Neil Garg, a professor of chemistry and biochemistry, released a self-published coloring book about organic chemistry April 22. He said he was inspired by his daughters' curiosity in science. (Courtesy of Neil Garg)

Neil Garg, a professor of chemistry and biochemistry, released a self-published coloring book about organic chemistry April 22. He said he was inspired by his daughters' curiosity in science. (Courtesy of Neil Garg)


Midway through his newly published book, Neil Garg poses a serious scientific question to his reader.

“What’s a chemical in coffee that adults like so much?”

The question is scrawled in chunky cartoon letters inside the children’s coloring book he created. An answer awaits on the opposite page: caffeine, a stimulant, its molecular structure rendered in black and white.

Garg, a professor of chemistry and biochemistry, said he was inspired to write and self-publish The Organic Coloring Book with the help of his two young daughters. Garg released the kid-friendly book April 22, hoping it would inspire children to love organic chemistry as much as he does.

When his younger daughter Kaylie was 4 years old, she began questioning her parents incessantly about the chemicals served in her food, Garg said.

“Kaylie had a fear of chemicals,” said Garg, who is also a faculty-in-residence at De Neve Gardenia and Holly. “She was really skeptical.”

So, Garg and his wife began teaching Kaylie that everything around her was filled with chemicals. These important substances, such as cyanidins and beta-carotene, made her blueberries blue and her carrots orange, Garg would tell his daughter. Eventually, he said, chemical naming became a game around his house. Kaylie’s older sister, Elaina, also joined in on the fun.

The game of chemistry soon reacted with his teaching career to produce the coloring book idea.

“The word ‘organic’ has a lot of definitions these days,” Garg said. “For example, ‘organic’ can mean ‘minimal use of pesticides.’ (But) to an organic chemist, the definition is very different: ‘molecules made up of carbon and hydrogen atoms.’”

Kaylie and Elaina helped Garg select the molecules for the book. Then he asked a graphic artist to create a little character that would follow the reader on every page of the learning journey: Cheesy, a cartoon mouse.

Emma Baker-Tripp and Joyann Barber, graduate students in Garg’s research lab, pitched in by constructing and optimizing the chemical structures used for the book. They made sure every molecule’s atoms and bonds were visible using the computer programs Spartan and CYLview, said Baker-Tripp, a graduate student in chemistry.

When the book was finally ready to publish, Garg gave away more than 100 free copies to the UCLA Krieger Center and Warren Avenue Elementary School. The children in his daughter’s fourth-grade class helped distribute some of these copies to their kindergartener friends, he added.
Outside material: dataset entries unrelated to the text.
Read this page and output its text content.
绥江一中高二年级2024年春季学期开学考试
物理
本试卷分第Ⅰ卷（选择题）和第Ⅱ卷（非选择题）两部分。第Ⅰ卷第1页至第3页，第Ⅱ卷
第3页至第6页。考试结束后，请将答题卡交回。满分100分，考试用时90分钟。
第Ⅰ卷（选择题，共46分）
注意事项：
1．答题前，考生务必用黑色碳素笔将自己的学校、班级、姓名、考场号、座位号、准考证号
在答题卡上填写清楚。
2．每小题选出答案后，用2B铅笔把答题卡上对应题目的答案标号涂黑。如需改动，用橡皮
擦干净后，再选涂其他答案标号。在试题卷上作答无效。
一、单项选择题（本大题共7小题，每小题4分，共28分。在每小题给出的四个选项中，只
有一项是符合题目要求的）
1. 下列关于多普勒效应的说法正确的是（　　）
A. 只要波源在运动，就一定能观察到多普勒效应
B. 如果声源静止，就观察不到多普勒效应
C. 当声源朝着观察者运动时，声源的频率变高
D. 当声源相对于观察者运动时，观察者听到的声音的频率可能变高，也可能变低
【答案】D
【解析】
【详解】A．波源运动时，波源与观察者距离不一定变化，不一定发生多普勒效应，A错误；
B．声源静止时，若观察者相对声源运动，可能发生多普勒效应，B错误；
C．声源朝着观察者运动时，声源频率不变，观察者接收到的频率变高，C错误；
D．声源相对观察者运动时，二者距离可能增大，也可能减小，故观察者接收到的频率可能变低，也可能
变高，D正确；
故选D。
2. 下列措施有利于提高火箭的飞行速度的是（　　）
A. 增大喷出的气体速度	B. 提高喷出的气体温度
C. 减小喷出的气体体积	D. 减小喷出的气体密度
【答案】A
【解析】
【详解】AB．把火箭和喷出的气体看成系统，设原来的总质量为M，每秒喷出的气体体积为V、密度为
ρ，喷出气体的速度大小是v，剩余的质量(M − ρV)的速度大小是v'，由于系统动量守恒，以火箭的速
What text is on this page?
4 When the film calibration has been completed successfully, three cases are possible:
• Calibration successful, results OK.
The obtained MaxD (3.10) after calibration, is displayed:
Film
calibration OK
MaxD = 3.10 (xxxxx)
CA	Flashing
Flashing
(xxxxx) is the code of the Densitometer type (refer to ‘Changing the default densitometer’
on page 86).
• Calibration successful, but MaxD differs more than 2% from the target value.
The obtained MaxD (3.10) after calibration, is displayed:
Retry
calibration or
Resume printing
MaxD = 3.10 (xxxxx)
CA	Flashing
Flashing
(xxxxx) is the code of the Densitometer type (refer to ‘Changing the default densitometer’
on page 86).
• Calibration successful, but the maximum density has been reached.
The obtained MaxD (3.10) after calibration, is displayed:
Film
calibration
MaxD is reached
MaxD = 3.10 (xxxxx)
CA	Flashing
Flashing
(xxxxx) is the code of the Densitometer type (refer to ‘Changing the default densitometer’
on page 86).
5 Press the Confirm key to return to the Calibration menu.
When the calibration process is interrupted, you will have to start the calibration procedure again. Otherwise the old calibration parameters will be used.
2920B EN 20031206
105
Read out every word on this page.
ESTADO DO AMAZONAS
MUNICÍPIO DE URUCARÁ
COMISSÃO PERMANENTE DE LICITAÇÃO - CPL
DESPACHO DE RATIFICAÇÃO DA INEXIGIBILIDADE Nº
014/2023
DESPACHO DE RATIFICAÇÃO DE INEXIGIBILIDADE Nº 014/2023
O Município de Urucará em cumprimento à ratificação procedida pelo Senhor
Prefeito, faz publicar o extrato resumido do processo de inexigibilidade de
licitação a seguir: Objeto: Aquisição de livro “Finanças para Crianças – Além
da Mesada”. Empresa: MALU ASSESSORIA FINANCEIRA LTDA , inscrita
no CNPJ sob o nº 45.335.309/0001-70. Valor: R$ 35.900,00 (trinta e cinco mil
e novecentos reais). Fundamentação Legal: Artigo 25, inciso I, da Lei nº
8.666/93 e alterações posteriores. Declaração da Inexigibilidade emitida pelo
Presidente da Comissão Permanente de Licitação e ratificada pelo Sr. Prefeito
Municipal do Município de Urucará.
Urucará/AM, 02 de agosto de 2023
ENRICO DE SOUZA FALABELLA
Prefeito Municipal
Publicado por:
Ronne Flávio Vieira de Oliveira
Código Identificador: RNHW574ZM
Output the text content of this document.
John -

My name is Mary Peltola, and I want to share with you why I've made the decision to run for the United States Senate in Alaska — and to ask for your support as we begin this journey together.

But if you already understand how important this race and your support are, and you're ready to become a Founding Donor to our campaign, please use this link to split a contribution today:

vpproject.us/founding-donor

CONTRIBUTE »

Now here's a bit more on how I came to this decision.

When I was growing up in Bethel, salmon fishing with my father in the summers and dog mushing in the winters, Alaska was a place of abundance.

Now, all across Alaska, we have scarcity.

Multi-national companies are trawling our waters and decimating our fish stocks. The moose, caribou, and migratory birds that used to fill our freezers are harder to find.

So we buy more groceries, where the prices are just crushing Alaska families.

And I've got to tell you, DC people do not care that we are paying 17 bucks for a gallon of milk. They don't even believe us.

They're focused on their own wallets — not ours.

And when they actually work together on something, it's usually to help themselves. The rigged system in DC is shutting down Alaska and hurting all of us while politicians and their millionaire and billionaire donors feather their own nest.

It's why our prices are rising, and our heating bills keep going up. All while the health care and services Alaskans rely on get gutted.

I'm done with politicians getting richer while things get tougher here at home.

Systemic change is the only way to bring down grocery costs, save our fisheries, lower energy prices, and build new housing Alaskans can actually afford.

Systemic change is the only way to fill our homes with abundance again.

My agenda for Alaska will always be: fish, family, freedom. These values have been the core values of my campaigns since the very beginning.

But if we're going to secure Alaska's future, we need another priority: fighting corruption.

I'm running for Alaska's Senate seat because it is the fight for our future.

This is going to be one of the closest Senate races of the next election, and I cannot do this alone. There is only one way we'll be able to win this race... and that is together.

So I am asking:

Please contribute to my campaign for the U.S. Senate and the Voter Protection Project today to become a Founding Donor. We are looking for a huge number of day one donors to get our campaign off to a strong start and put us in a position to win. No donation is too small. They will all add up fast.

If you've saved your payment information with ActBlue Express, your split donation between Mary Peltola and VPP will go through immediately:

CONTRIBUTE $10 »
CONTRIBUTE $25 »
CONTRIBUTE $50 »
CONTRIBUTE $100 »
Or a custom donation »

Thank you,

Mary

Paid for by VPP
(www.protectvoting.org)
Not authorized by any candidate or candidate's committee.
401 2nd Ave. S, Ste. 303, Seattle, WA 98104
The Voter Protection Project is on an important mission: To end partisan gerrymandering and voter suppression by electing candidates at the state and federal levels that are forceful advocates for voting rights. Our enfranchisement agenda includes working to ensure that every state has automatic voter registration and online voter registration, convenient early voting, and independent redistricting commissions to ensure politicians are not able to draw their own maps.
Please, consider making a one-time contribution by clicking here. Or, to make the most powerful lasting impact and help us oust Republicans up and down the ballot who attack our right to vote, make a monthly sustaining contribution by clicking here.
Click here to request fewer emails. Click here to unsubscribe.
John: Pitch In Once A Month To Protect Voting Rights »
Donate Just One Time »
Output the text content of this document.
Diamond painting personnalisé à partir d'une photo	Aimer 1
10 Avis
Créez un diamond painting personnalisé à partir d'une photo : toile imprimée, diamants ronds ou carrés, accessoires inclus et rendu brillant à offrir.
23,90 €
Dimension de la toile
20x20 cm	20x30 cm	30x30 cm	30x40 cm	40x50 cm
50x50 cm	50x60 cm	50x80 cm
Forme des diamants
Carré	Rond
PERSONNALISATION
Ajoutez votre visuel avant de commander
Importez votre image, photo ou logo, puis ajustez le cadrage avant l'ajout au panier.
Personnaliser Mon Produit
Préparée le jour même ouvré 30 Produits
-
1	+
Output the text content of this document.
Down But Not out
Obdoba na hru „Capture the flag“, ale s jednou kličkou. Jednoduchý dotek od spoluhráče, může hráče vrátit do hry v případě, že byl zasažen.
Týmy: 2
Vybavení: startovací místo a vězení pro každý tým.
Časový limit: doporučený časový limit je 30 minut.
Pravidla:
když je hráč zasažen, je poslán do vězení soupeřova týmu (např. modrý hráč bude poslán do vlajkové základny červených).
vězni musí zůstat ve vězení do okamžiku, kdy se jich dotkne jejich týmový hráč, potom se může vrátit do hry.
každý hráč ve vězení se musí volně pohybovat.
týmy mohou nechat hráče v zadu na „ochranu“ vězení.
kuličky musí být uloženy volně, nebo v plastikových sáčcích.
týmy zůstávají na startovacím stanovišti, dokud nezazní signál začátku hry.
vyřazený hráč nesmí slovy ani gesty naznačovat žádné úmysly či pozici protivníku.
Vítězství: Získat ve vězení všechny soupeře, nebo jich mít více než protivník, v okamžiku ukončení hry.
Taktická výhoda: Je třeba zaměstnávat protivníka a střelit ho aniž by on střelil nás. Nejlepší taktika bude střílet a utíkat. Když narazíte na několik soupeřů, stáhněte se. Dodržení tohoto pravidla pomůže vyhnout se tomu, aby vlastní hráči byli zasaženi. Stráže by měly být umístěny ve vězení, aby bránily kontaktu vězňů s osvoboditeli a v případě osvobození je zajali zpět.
This past weekend, the family gave away more copies at a school event called the Warner Science Slam.

“Everybody’s been super positive about it,” Garg said. “Kids love to color; they’ll color anything.”

Earlier this week, Garg accepted the Royal Society of Chemistry Higher Education Teaching Award for his accomplishments in popularizing organic chemistry and innovating chemical education, according to the society’s website. Garg has received multiple awards throughout his teaching career, including recognition for his program Biology and Chemistry Online Notes, an online organic chemistry learning system now used in curricula across multiple states.

[Related: Reel Life: Neil Garg]

Garg said he now hopes local museums or the UCLA Store hear about his coloring book and will be open to distributing it. Some of his students are interested in penning a second volume, he added.

“I think there’s been a need in general to have research programs give back to the community,” Garg said.